Uno di questi, è Carlo Bauleo, paludese d’origine e figlio degli anni ’70, che circa trentacinque anni fa ha dovuto, per forza di cose, lasciare la propria terra trasferendosi all’Estero, in Svizzera.

Ed è proprio da 35 anni che, la sua presenza al rinnovo regionale calabrese non è mai mancata. Lo abbiamo intervistato, per comprendere, cosa lo spinge a contribuire puntualmente, attraverso la votazione, a "rendere la Calabria migliore".

Carlo, perché è così forte il tuo amore per la Calabria? «Perché è la mia terra, le mie radici. A malincuore ho dovuto lasciarla, come in tanti, però il legame è molto forte. Mi piace partecipare al miglioramento di questa meravigliosa terra».

Cosa ti spinge ad essere così devoto al voto? «Esprimere il proprio parere è la cosa più democratica che esista. Io voglio contribuire al paese. A prescindere dalle preferenze che ognuno ha, il discorso del voto è una cosa naturale. Tutti dovrebbero partecipare, da cittadini attivi e non passivi perché insieme si può solo migliorare».

«La Calabria è bellissima - continua Carlo - Dio ci ha fatto un regalo, dandoci tutto quello di cui abbiamo bisogno. A livello territoriale e paesaggistico non ha nulla da invidiare a nessuno».

La Calabria è bellissima sì, ma dalle mille difficoltà. Cosa ti spinge a credere in un rinnovo della classe politica regionale? «Basta una classe dirigente seria, che creda nel territorio. È una questione soprattutto organizzativa e di credere in ciò che si fa. Io ho avuto la possibilità di viaggiare molto, e davvero, in altri posti del mondo non trovo la stessa bellezza che riscontro nella mia Calabria».

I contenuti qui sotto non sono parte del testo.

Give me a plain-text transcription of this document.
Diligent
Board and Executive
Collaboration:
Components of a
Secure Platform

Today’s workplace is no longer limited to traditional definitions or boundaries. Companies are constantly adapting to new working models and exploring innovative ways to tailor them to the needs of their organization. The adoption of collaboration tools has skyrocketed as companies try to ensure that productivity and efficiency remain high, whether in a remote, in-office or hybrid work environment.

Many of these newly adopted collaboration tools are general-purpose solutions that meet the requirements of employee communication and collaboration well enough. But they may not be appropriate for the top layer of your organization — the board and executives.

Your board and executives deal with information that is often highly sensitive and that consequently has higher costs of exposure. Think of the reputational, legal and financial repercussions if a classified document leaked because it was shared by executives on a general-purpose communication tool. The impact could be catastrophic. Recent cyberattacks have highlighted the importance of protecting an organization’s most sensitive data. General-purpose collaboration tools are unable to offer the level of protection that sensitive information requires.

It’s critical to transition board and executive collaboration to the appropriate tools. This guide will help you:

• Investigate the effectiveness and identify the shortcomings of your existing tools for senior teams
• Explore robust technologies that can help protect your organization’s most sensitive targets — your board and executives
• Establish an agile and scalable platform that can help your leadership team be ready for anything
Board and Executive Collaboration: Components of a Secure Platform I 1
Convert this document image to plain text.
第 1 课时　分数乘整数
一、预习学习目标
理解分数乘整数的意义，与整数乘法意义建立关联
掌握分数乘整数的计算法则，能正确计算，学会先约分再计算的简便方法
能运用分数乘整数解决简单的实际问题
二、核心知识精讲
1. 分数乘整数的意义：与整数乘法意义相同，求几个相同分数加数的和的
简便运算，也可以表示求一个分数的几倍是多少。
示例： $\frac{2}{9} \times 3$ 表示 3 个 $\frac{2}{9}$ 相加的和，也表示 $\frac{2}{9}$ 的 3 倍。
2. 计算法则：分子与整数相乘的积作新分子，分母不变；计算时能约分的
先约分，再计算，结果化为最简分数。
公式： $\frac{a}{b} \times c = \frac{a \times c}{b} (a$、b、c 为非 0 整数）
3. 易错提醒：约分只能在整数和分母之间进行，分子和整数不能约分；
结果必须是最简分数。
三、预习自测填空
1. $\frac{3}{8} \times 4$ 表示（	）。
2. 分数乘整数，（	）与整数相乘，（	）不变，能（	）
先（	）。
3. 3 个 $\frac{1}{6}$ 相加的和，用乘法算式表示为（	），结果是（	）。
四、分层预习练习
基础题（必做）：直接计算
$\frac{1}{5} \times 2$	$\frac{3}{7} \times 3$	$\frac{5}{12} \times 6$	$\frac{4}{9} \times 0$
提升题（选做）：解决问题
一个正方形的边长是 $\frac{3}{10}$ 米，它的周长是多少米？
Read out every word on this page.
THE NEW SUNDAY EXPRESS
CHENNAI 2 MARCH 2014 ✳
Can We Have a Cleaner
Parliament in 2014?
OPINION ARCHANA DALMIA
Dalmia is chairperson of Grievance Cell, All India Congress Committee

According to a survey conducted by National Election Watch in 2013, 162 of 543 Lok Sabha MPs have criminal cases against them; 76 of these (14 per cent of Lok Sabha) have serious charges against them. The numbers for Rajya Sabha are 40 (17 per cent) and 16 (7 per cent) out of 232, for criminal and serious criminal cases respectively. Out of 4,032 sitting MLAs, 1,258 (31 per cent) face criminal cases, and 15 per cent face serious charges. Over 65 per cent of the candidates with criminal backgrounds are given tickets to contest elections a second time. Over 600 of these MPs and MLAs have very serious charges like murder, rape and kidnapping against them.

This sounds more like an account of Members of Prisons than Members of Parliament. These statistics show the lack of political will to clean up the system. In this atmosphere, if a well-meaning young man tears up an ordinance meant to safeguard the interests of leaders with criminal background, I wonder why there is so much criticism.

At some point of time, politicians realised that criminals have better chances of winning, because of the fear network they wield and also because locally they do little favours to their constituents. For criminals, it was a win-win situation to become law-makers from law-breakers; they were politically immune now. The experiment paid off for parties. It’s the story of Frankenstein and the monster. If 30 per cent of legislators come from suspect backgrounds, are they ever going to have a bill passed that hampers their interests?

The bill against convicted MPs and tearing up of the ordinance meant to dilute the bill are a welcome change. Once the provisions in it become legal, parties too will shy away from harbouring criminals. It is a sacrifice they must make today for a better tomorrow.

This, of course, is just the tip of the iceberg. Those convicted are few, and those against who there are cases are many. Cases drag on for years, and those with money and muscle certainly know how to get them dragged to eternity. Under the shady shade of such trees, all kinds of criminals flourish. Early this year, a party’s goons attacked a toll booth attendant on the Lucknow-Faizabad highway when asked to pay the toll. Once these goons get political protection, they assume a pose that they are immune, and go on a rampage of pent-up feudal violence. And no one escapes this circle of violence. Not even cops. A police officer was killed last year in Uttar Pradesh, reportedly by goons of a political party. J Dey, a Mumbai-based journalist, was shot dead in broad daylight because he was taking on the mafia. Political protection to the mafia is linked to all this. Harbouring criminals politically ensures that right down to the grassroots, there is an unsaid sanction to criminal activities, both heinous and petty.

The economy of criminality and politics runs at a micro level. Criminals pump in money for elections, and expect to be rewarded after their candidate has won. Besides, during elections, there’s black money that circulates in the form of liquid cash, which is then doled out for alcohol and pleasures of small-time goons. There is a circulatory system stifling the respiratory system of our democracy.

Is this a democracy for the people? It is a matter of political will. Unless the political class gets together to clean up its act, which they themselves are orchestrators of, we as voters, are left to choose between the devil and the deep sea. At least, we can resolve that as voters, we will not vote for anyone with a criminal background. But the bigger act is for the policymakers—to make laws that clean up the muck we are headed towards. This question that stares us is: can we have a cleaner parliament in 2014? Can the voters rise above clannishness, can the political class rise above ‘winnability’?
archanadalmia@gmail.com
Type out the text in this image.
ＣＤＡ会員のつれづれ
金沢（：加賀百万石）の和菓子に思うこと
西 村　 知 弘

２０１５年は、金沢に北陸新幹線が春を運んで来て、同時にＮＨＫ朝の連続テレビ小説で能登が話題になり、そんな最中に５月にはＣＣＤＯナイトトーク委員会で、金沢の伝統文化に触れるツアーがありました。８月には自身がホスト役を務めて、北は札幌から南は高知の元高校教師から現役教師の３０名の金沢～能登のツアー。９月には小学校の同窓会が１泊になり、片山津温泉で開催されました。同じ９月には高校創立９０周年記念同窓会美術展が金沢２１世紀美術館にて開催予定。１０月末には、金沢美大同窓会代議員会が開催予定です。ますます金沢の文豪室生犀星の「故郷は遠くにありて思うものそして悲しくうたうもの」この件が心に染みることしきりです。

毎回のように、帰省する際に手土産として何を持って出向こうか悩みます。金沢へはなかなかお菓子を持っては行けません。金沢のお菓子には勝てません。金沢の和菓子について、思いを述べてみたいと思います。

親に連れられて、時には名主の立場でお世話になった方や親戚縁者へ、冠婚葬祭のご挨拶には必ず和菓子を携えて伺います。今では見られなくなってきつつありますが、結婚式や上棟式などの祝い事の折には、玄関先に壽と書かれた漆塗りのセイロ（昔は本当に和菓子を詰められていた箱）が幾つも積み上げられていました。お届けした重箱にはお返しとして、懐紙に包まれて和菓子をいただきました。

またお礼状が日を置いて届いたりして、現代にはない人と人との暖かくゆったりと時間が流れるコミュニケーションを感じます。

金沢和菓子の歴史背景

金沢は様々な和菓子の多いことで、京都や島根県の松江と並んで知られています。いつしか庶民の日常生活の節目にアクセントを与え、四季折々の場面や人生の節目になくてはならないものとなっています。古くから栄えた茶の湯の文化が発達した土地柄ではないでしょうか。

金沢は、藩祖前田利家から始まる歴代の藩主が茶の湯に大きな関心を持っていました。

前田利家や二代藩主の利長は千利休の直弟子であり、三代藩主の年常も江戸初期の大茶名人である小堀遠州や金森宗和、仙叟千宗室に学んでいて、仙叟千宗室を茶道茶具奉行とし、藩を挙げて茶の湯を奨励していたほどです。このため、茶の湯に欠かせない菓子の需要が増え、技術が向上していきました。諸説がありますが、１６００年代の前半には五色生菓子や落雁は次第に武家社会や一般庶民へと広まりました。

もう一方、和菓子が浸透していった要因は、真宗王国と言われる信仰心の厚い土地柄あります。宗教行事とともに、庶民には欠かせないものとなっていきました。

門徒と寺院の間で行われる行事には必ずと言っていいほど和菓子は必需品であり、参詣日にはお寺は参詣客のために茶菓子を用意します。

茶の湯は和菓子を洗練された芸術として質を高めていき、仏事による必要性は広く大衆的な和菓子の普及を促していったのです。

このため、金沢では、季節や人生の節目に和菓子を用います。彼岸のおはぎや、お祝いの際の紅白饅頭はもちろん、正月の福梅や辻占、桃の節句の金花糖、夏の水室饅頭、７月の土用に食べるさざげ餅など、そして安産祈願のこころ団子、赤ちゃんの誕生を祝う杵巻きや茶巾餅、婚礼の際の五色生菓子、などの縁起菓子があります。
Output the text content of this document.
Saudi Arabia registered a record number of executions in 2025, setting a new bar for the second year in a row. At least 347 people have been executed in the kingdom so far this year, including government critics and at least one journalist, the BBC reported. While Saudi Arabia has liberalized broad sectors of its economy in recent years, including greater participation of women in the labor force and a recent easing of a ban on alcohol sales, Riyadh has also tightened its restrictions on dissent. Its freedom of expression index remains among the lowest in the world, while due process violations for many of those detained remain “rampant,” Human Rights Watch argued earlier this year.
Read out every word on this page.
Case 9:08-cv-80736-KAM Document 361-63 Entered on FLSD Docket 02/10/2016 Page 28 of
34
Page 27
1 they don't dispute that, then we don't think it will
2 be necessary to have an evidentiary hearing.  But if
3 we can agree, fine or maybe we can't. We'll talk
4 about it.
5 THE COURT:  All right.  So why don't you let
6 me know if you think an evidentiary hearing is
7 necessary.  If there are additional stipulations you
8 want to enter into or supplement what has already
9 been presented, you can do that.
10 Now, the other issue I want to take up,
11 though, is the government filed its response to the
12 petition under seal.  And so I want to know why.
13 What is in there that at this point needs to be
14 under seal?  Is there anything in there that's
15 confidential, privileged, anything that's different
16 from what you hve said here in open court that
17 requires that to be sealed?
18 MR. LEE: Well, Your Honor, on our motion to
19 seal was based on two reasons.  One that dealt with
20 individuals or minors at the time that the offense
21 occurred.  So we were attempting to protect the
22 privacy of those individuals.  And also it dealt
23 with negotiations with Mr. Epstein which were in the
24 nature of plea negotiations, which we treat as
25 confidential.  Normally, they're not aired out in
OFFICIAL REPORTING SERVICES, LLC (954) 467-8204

«Io spero che le nuove generazioni - continua il connazionale - prendano in mano il futuro della regione, perché è importante che si interessino al miglioramento del proprio paese. Noi davvero non abbiamo bisogno di altro, perché abbiamo tutto quello di cui c’è bisogno».

Infine, a cosa aspiri per una Calabria migliore? «Due cose fondamentali: Il turismo credo che sia uno dei settori dove investire maggiormente. Quando torno in Calabria da turista, inoltre, una delle paure principali è legata al problema della sanità che è un pensiero che accomuna molti tra chi decide di trascorrere le vacanze in Calabria. In secondo luogo, credo che la casa debba essere defiscalizzata. Il mattone è la ricchezza che fa girare l’economia degli artigiani e credo che uno dei compiti della prossima rappresentanza alla regione sia proprio farsi carico di una tassa inutile come l’imu».

«Un altro elemento interessante su cui investire sarebbe un aeroporto che sia funzionale al turismo. Oppure dei traghetti che possano collegare le zone di mare nel periodo estivo. L’agricoltura, altro tassello fondamentale della nostra Calabria, è da preservare e valorizzare».

Carlo è un uomo che ama la Calabria e da tale ha deciso di migliorarla giorno dopo giorno.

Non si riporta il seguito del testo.